Friday, 7 May 2021

Anti Matter (2016)


Ana is an advanced student at Oxford University when she stumbles across a strange phenomenon in her scientific research.  Working with her close friend Nate and, more reluctantly, with their mutual acquaintance Liv, she comes to the realisation that she has stumbled across a means of instantaneous teleportation!

Obviously this is a potentially world-altering discovery, but there are some barriers.  Principally, the computing power required to handle the necessary calculations to transport anything larger than a hairclip.  That's where Liv comes in: she's a skilled programmer, and she's able to develop a worm that leaches a tiny bit of processing power from millions of computers across the world.  With this resource, the trio can teleport first larger inanimate objects, then small animals like a caterpillar and a mouse.
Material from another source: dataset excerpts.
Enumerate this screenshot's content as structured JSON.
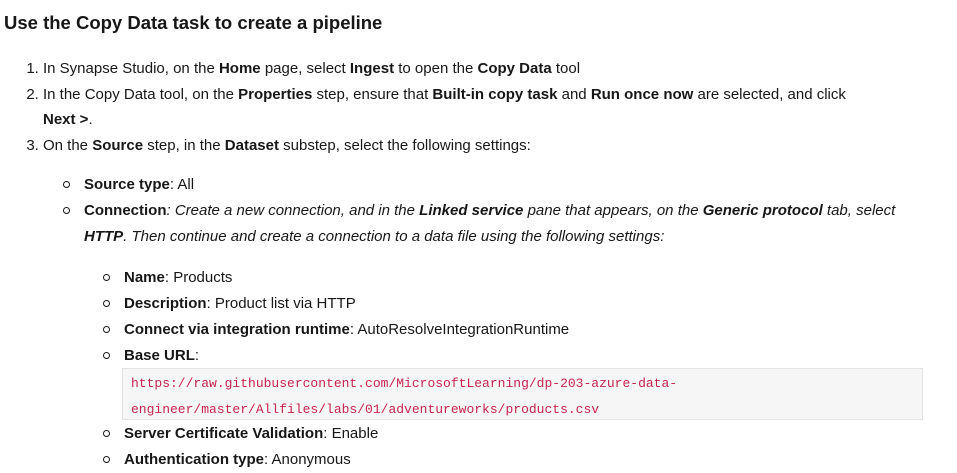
{
  "heading": "Use the Copy Data task to create a pipeline",
  "steps": [
    {
      "pre1": "In Synapse Studio, on the ",
      "b1": "Home",
      "mid1": " page, select ",
      "b2": "Ingest",
      "mid2": " to open the ",
      "b3": "Copy Data",
      "post": " tool"
    },
    {
      "pre1": "In the Copy Data tool, on the ",
      "b1": "Properties",
      "mid1": " step, ensure that ",
      "b2": "Built-in copy task",
      "mid2": " and ",
      "b3": "Run once now",
      "mid3": " are selected, and click ",
      "b4": "Next >",
      "post": "."
    },
    {
      "pre1": "On the ",
      "b1": "Source",
      "mid1": " step, in the ",
      "b2": "Dataset",
      "post": " substep, select the following settings:"
    }
  ],
  "source_settings": {
    "source_type_label": "Source type",
    "source_type_value": ": All",
    "connection_label": "Connection",
    "connection_text_1": ": Create a new connection, and in the ",
    "connection_b1": "Linked service",
    "connection_text_2": " pane that appears, on the ",
    "connection_b2": "Generic protocol",
    "connection_text_3": " tab, select ",
    "connection_b3": "HTTP",
    "connection_text_4": ". Then continue and create a connection to a data file using the following settings:"
  },
  "connection_settings": [
    {
      "label": "Name",
      "value": ": Products"
    },
    {
      "label": "Description",
      "value": ": Product list via HTTP"
    },
    {
      "label": "Connect via integration runtime",
      "value": ": AutoResolveIntegrationRuntime"
    },
    {
      "label": "Base URL",
      "value": ":"
    }
  ],
  "base_url_line1": "https://raw.githubusercontent.com/MicrosoftLearning/dp-203-azure-data-",
  "base_url_line2": "engineer/master/Allfiles/labs/01/adventureworks/products.csv",
  "more_settings": [
    {
      "label": "Server Certificate Validation",
      "value": ": Enable"
    },
    {
      "label": "Authentication type",
      "value": ": Anonymous"
    }
  ]
}
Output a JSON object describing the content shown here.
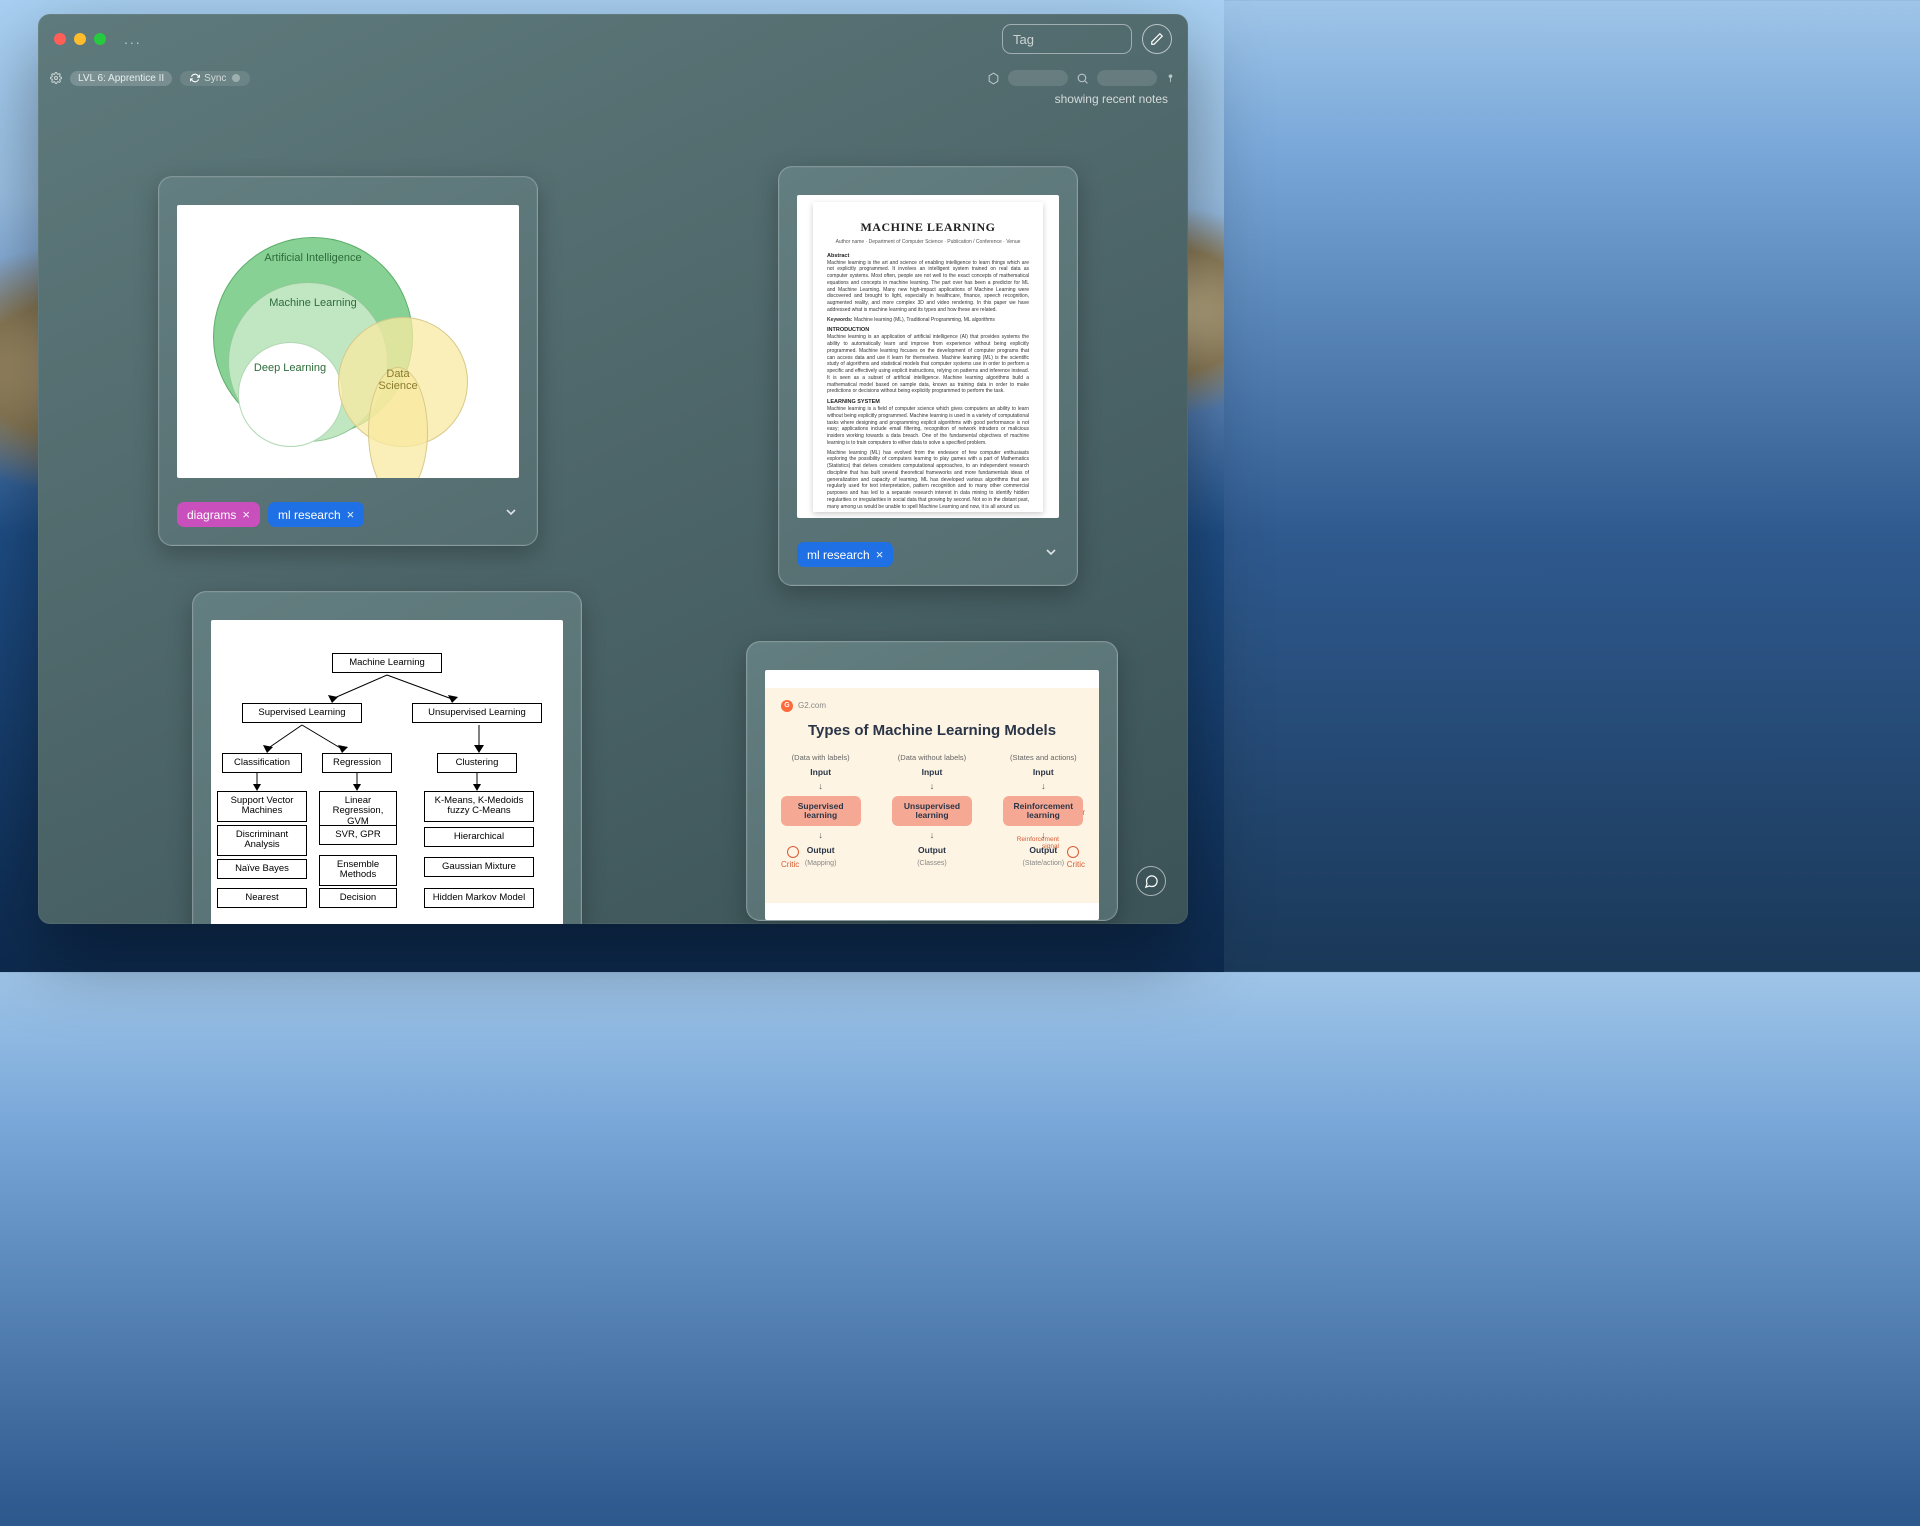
{
  "titlebar": {
    "more": "...",
    "tag_placeholder": "Tag"
  },
  "toolbar": {
    "level_badge": "LVL 6: Apprentice II",
    "sync_label": "Sync"
  },
  "meta": {
    "status": "showing recent notes"
  },
  "cards": {
    "venn": {
      "labels": {
        "ai": "Artificial Intelligence",
        "ml": "Machine Learning",
        "dl": "Deep Learning",
        "ds": "Data Science"
      },
      "tags": [
        "diagrams",
        "ml research"
      ]
    },
    "paper": {
      "title": "MACHINE LEARNING",
      "keywords_label": "Keywords:",
      "keywords": "Machine learning (ML), Traditional Programming, ML algorithms",
      "section1": "INTRODUCTION",
      "section2": "LEARNING SYSTEM",
      "tags": [
        "ml research"
      ]
    },
    "flow": {
      "root": "Machine Learning",
      "branches": {
        "supervised": {
          "label": "Supervised Learning",
          "sub": {
            "classification": {
              "label": "Classification",
              "items": [
                "Support Vector Machines",
                "Discriminant Analysis",
                "Naïve Bayes",
                "Nearest"
              ]
            },
            "regression": {
              "label": "Regression",
              "items": [
                "Linear Regression, GVM",
                "SVR, GPR",
                "Ensemble Methods",
                "Decision"
              ]
            }
          }
        },
        "unsupervised": {
          "label": "Unsupervised Learning",
          "sub": {
            "clustering": {
              "label": "Clustering",
              "items": [
                "K-Means, K-Medoids fuzzy C-Means",
                "Hierarchical",
                "Gaussian Mixture",
                "Hidden Markov Model"
              ]
            }
          }
        }
      }
    },
    "g2": {
      "source": "G2.com",
      "title": "Types of Machine Learning Models",
      "columns": [
        {
          "subtitle": "(Data with labels)",
          "input": "Input",
          "box": "Supervised learning",
          "output": "Output",
          "outsub": "(Mapping)"
        },
        {
          "subtitle": "(Data without labels)",
          "input": "Input",
          "box": "Unsupervised learning",
          "output": "Output",
          "outsub": "(Classes)"
        },
        {
          "subtitle": "(States and actions)",
          "input": "Input",
          "box": "Reinforcement learning",
          "output": "Output",
          "outsub": "(State/action)"
        }
      ],
      "side_labels": {
        "error": "Error",
        "critic": "Critic",
        "reinf": "Reinforcement signal"
      }
    }
  },
  "colors": {
    "tag_magenta": "#c94fbd",
    "tag_blue": "#1f6fe5"
  }
}
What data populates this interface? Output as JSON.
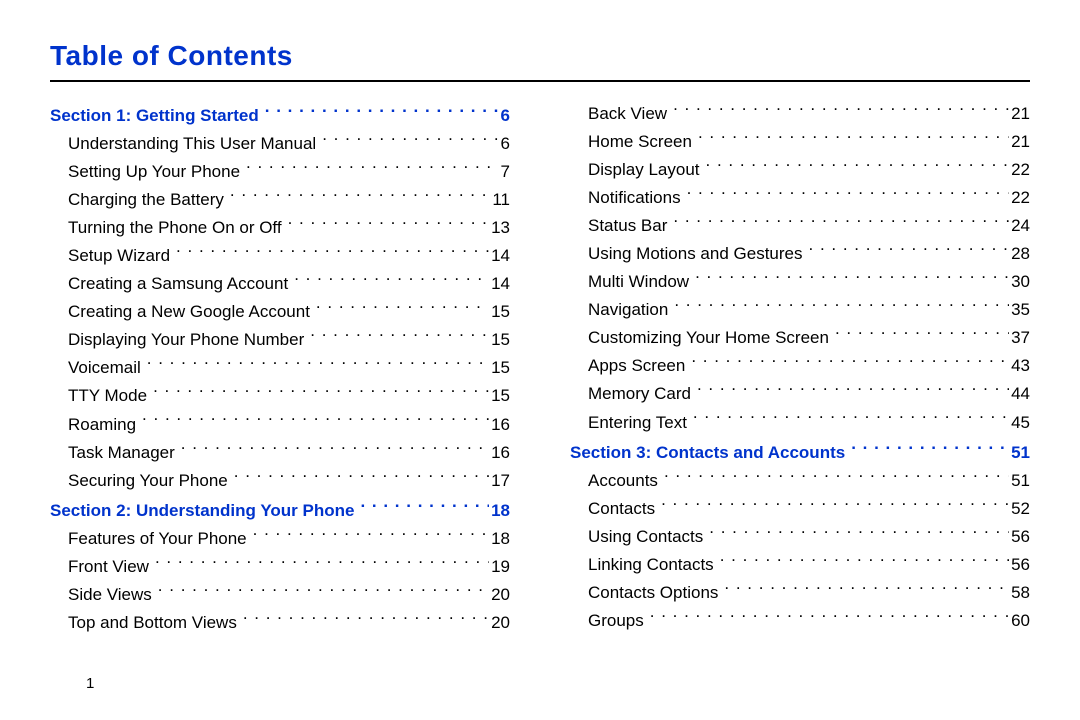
{
  "title": "Table of Contents",
  "page_number": "1",
  "columns": [
    [
      {
        "kind": "section",
        "label": "Section 1:  Getting Started",
        "page": "6"
      },
      {
        "kind": "item",
        "label": "Understanding This User Manual",
        "page": "6"
      },
      {
        "kind": "item",
        "label": "Setting Up Your Phone",
        "page": "7"
      },
      {
        "kind": "item",
        "label": "Charging the Battery",
        "page": "11"
      },
      {
        "kind": "item",
        "label": "Turning the Phone On or Off",
        "page": "13"
      },
      {
        "kind": "item",
        "label": "Setup Wizard",
        "page": "14"
      },
      {
        "kind": "item",
        "label": "Creating a Samsung Account",
        "page": "14"
      },
      {
        "kind": "item",
        "label": "Creating a New Google Account",
        "page": "15"
      },
      {
        "kind": "item",
        "label": "Displaying Your Phone Number",
        "page": "15"
      },
      {
        "kind": "item",
        "label": "Voicemail",
        "page": "15"
      },
      {
        "kind": "item",
        "label": "TTY Mode",
        "page": "15"
      },
      {
        "kind": "item",
        "label": "Roaming",
        "page": "16"
      },
      {
        "kind": "item",
        "label": "Task Manager",
        "page": "16"
      },
      {
        "kind": "item",
        "label": "Securing Your Phone",
        "page": "17"
      },
      {
        "kind": "section",
        "label": "Section 2:  Understanding Your Phone",
        "page": "18"
      },
      {
        "kind": "item",
        "label": "Features of Your Phone",
        "page": "18"
      },
      {
        "kind": "item",
        "label": "Front View",
        "page": "19"
      },
      {
        "kind": "item",
        "label": "Side Views",
        "page": "20"
      },
      {
        "kind": "item",
        "label": "Top and Bottom Views",
        "page": "20"
      }
    ],
    [
      {
        "kind": "item",
        "label": "Back View",
        "page": "21"
      },
      {
        "kind": "item",
        "label": "Home Screen",
        "page": "21"
      },
      {
        "kind": "item",
        "label": "Display Layout",
        "page": "22"
      },
      {
        "kind": "item",
        "label": "Notifications",
        "page": "22"
      },
      {
        "kind": "item",
        "label": "Status Bar",
        "page": "24"
      },
      {
        "kind": "item",
        "label": "Using Motions and Gestures",
        "page": "28"
      },
      {
        "kind": "item",
        "label": "Multi Window",
        "page": "30"
      },
      {
        "kind": "item",
        "label": "Navigation",
        "page": "35"
      },
      {
        "kind": "item",
        "label": "Customizing Your Home Screen",
        "page": "37"
      },
      {
        "kind": "item",
        "label": "Apps Screen",
        "page": "43"
      },
      {
        "kind": "item",
        "label": "Memory Card",
        "page": "44"
      },
      {
        "kind": "item",
        "label": "Entering Text",
        "page": "45"
      },
      {
        "kind": "section",
        "label": "Section 3:  Contacts and Accounts",
        "page": "51"
      },
      {
        "kind": "item",
        "label": "Accounts",
        "page": "51"
      },
      {
        "kind": "item",
        "label": "Contacts",
        "page": "52"
      },
      {
        "kind": "item",
        "label": "Using Contacts",
        "page": "56"
      },
      {
        "kind": "item",
        "label": "Linking Contacts",
        "page": "56"
      },
      {
        "kind": "item",
        "label": "Contacts Options",
        "page": "58"
      },
      {
        "kind": "item",
        "label": "Groups",
        "page": "60"
      }
    ]
  ]
}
When the worm is discovered, however, and a security patch announced to delete it, Ana and her colleagues decide to plunge forward with their final, most vital test: a human trial.  And that's when things start to get weird ...

Anti Matter (AKA Worm) is a film of small budget but considerably larger ambition.  It's refreshingly well acted and well shot for an independent film, and the script concept is an interesting one, though perhaps the run time is a little long: cutting 10 or 15 minutes would probably have helped.

Check it out if you're in the mood for some more thoughtful SF.